Saints & Sinners

Saints & Sinners

Produced by Johnny Winter’s guitarist and right-hand man Rick Derringer—who'd just scored his first huge solo hit with “Rock and Roll, Hoochie Koo”—Saints and Sinners is the leanest and most focused album of Winter’s '70s heyday. Derringer reined in his mentor’s meandering jams and forced him to focus on the kind of punchy rhythm guitar riffs that had made “Hoochie Koo” so popular. It was an easy shift for Winter; after all, he was the one who'd taught Derringer those very lessons.
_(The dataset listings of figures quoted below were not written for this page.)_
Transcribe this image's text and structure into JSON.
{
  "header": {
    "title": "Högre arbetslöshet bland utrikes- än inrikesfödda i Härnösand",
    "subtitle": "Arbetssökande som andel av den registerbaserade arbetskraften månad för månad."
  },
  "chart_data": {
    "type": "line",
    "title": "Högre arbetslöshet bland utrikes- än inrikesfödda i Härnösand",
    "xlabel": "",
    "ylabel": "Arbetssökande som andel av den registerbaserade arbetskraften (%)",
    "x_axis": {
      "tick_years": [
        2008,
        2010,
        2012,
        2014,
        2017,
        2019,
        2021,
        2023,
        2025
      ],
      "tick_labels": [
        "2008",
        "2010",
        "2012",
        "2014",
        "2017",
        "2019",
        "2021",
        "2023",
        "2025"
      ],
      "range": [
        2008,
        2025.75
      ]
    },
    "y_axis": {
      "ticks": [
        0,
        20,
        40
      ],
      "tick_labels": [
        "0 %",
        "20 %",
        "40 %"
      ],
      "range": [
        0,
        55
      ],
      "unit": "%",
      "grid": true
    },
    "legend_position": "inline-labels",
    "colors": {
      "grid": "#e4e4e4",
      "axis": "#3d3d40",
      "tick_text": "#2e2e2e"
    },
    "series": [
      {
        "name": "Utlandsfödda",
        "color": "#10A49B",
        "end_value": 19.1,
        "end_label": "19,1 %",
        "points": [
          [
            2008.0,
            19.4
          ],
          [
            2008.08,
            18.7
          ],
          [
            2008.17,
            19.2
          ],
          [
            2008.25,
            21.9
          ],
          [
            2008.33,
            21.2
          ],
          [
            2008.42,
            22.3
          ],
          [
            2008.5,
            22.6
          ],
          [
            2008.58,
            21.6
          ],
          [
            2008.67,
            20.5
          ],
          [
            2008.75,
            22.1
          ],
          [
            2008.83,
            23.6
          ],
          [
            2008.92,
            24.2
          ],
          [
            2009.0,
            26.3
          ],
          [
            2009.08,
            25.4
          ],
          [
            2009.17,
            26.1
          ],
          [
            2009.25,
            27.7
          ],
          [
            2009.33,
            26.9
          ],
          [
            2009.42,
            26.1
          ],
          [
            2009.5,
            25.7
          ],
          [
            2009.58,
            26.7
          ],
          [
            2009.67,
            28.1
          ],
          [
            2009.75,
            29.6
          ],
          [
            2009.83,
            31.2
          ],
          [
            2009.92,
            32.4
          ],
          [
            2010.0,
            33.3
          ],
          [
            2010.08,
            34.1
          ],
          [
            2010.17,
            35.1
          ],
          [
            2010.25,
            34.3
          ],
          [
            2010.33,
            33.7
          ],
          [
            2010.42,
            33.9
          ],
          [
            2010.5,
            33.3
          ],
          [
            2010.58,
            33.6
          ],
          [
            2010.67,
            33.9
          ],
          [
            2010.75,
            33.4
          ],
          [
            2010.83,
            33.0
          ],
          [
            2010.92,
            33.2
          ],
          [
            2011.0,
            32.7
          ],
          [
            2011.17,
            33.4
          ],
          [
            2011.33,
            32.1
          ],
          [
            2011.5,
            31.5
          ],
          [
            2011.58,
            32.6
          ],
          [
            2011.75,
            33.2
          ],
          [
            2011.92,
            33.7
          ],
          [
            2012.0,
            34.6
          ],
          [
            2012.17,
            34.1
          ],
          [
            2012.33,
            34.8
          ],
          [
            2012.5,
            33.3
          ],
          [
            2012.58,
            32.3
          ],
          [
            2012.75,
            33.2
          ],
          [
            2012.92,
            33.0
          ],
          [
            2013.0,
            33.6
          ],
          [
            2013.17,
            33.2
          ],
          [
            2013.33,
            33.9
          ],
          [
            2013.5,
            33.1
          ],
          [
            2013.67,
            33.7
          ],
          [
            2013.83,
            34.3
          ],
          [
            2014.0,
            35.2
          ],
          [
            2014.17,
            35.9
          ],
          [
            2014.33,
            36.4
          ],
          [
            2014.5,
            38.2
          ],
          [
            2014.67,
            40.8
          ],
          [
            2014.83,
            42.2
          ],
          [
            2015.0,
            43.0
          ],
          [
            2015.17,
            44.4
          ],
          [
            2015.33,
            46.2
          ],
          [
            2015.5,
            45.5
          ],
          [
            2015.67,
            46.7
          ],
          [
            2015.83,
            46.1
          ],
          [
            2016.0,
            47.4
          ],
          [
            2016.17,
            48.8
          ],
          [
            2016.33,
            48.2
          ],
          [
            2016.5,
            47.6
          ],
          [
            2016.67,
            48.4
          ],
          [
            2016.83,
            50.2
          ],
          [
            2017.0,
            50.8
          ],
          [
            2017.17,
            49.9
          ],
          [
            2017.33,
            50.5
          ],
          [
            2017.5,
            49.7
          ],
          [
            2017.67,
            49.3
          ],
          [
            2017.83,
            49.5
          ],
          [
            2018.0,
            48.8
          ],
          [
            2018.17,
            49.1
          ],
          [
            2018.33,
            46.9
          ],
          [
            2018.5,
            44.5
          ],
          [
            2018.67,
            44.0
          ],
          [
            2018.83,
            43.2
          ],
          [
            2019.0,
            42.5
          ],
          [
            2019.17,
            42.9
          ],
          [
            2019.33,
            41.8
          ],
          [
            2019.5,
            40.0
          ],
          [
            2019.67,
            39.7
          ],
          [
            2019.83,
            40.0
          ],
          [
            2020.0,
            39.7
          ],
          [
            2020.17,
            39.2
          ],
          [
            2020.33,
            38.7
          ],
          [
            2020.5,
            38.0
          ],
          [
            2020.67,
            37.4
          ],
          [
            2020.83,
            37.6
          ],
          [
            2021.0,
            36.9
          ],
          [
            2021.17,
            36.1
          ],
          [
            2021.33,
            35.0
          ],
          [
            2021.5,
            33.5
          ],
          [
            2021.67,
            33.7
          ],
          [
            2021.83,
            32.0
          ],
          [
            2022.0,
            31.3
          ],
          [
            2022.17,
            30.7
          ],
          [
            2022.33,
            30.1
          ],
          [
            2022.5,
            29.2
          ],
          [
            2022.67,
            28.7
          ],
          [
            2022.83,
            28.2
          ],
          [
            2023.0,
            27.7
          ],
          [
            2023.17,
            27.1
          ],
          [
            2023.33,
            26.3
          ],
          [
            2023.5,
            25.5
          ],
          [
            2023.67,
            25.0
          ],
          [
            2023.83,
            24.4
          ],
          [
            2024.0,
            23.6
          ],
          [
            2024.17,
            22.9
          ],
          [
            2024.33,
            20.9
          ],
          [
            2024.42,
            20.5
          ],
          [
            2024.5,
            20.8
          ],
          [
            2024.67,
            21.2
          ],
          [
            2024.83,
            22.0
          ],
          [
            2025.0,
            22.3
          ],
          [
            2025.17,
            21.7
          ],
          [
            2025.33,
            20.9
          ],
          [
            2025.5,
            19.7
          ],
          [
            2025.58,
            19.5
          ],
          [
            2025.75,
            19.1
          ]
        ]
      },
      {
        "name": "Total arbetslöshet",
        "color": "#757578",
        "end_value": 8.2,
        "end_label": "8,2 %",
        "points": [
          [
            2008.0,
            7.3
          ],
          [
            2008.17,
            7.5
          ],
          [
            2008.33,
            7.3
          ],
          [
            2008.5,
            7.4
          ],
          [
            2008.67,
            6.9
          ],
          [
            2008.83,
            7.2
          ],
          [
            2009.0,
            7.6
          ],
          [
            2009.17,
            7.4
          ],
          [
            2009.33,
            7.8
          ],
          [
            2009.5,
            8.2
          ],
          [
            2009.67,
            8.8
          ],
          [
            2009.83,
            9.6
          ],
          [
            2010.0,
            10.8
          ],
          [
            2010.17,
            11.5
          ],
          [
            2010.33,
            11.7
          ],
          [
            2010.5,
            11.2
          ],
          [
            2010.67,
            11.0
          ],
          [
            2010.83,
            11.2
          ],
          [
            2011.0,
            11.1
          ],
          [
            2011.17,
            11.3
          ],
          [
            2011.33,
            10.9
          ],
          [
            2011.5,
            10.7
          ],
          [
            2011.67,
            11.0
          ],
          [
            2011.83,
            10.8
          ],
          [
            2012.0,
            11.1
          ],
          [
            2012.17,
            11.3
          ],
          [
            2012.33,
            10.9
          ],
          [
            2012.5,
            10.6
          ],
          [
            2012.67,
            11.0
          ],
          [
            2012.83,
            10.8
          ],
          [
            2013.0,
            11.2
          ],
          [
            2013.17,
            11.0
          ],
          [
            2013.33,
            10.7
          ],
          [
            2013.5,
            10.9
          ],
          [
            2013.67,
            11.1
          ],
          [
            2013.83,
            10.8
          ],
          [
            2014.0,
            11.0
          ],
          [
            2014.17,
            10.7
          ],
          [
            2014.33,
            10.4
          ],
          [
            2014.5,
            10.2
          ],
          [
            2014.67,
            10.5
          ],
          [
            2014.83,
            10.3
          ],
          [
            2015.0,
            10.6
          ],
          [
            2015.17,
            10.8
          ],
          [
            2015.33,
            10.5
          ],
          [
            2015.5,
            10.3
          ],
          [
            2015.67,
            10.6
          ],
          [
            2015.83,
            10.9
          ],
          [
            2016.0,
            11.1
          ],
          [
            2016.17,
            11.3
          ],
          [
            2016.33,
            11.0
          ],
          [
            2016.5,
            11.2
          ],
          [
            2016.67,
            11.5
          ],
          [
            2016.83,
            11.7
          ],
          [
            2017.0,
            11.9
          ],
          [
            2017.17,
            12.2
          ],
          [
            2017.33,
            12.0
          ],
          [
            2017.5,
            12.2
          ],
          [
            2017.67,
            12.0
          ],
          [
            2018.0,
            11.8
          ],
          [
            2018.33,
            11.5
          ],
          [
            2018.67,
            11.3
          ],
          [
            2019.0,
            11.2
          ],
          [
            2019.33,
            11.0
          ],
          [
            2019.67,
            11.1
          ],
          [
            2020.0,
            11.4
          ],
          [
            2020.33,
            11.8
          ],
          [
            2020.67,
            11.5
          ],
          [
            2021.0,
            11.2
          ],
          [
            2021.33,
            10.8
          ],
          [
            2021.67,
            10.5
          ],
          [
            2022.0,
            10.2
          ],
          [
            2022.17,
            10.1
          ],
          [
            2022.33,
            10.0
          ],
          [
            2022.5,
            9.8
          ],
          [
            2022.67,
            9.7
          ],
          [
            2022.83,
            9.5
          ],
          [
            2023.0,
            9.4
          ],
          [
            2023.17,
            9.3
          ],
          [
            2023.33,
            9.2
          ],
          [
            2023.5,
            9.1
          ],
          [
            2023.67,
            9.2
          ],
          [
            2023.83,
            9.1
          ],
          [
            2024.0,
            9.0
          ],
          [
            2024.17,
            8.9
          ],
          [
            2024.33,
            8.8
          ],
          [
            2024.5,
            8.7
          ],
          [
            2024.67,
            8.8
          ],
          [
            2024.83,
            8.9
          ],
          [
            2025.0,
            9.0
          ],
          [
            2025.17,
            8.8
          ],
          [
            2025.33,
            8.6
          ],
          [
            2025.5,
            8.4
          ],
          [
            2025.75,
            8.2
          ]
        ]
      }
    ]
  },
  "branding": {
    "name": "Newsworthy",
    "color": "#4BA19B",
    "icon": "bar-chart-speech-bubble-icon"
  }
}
Whereas Winter’s early albums had operated under the premise of “just let it rip,” Saints and Sinners is at once tighter and more orchestrated. You can hear it on “Stone Country,” “Blinded by Love," and the funky, Latin-tinged jam “Feedback on Highway 101.” That’s not to suggest that Winter toned down his rowdiness. “Thirty Days,” “Stray Cat Blues," and “Bony Moronie” are some of the most brilliantly nasty performances of the guitarist’s career. If Winter’s earlier work sometimes felt like rocket-fueled journeys to other galaxies, then Saints and Sinners is very much the sound of a bad-ass hot rod burning rubber down the highway.